Notebook

Sarah Sanders Finds Herself Another Unlikely Defender After Restaurant Incident

Press Secretary Sarah Sanders has found herself another unlikely defender after getting booted from a Virginia restaurant simply for working for the Trump administration: Former President Bill Clinton. 

On Tuesday, Clinton stopped by "The Daily Show" to promote his new book, "The President Is Missing," which he co-authored with famed thriller novelist, James Patterson. However, it didn’t take long for host Trevor Noah to shift the conversation to today’s debate about civility and whether or not Sanders deserved to be kicked out of a restaurant because of her political affiliations. 

"That's a decision for the restaurant owner to make," Clinton started out. 

“But,” he continued, “what I'd like to point out is, would it be better if that didn't happen? I think it would.”

Of course, the former president then took the opportunity to lay some blame on our current president.

“You know, a lot of poison has been poured down America’s throat since that 2016 campaign,” he said, noting the time Trump referred to immigrants crossing the U.S.-Mexican border as “rapists and murderers.” 

“It’s hard to pour poison down other people’s throat and not have some of it come back up and bubble up,” he added.

The comment was met with applause before Clinton circled back to the restaurant owner and Sanders.

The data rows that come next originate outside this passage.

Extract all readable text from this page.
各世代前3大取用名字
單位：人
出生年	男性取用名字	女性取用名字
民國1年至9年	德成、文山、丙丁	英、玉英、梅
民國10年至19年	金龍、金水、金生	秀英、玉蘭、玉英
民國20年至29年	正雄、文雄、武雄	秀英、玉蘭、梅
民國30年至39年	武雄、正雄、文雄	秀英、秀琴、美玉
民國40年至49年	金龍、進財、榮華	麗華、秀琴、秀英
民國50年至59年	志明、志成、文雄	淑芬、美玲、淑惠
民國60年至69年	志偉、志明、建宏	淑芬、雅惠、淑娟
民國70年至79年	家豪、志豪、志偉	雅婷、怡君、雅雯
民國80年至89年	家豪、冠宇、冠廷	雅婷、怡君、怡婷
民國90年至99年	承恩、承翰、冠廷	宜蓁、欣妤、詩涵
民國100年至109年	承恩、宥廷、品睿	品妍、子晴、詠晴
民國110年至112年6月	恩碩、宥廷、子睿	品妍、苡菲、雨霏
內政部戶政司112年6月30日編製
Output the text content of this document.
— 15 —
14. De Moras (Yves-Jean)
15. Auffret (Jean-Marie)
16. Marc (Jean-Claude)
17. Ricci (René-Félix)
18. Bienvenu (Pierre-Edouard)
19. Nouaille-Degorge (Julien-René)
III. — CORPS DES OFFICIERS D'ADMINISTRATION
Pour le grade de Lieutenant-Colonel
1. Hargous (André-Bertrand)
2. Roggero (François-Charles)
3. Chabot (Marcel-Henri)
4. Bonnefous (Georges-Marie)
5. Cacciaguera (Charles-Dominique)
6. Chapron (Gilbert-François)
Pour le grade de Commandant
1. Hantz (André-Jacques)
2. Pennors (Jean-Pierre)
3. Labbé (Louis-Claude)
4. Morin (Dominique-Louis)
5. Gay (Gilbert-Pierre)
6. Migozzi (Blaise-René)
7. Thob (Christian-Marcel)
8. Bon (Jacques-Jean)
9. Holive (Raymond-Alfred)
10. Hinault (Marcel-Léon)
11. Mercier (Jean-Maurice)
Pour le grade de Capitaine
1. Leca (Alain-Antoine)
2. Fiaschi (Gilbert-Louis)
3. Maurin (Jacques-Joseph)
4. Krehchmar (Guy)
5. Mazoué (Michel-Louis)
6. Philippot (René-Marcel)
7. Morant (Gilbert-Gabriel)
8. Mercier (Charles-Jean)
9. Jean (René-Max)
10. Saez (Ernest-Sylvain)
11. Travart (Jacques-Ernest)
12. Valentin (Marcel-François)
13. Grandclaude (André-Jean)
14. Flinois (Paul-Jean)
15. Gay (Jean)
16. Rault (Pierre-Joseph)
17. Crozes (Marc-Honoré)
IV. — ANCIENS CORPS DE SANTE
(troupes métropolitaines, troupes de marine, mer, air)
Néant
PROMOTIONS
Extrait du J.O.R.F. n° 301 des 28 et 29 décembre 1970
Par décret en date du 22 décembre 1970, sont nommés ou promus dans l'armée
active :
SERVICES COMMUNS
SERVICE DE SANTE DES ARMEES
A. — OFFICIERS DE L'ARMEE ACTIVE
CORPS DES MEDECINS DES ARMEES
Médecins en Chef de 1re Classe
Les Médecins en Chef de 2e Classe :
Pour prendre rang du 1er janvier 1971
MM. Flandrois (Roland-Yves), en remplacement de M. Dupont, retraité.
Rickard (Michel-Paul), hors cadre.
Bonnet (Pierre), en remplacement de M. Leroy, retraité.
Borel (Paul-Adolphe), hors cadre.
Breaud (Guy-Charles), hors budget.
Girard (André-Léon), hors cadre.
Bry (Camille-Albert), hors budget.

“I read the article about the lady who owned the restaurant," he told Noah, "and I wound up with a lot of respect for the way for the way she debated it. But I also had a lot of respect for the way Sarah Huckabee Sanders handled it. I mean, she was very dignified, she didn't chew them out, she didn't pitch a fight, she didn't call them 'an immigrant-loving thug' or whatever. She just got up and left—and offered to pay.”

This isn’t the first time Sanders has proved she’s a class act. Many praised the Press Secretary for how she handled Michelle Wolf’s verbal beating at the White House Correspondents’ Dinner earlier this year. Not to mention, all the times Sanders has expertly held her own against a room full of rabid reporters.

After commending Sanders, Clinton started to wrap up the conversation with what seemed like a pretty good a message: “Sooner or later, people need to quit tearing each other down and go to work.”

And then he ruined it. 

“But I think you can't foment as much hatred as has been fomented by the administration without having a blowback. So if they want to have more civility, they need to stop the name-calling and take the lead.”

Because nothing says civility and “let’s put our differences aside and work together” like pointing fingers. Like wife, like husband, I guess.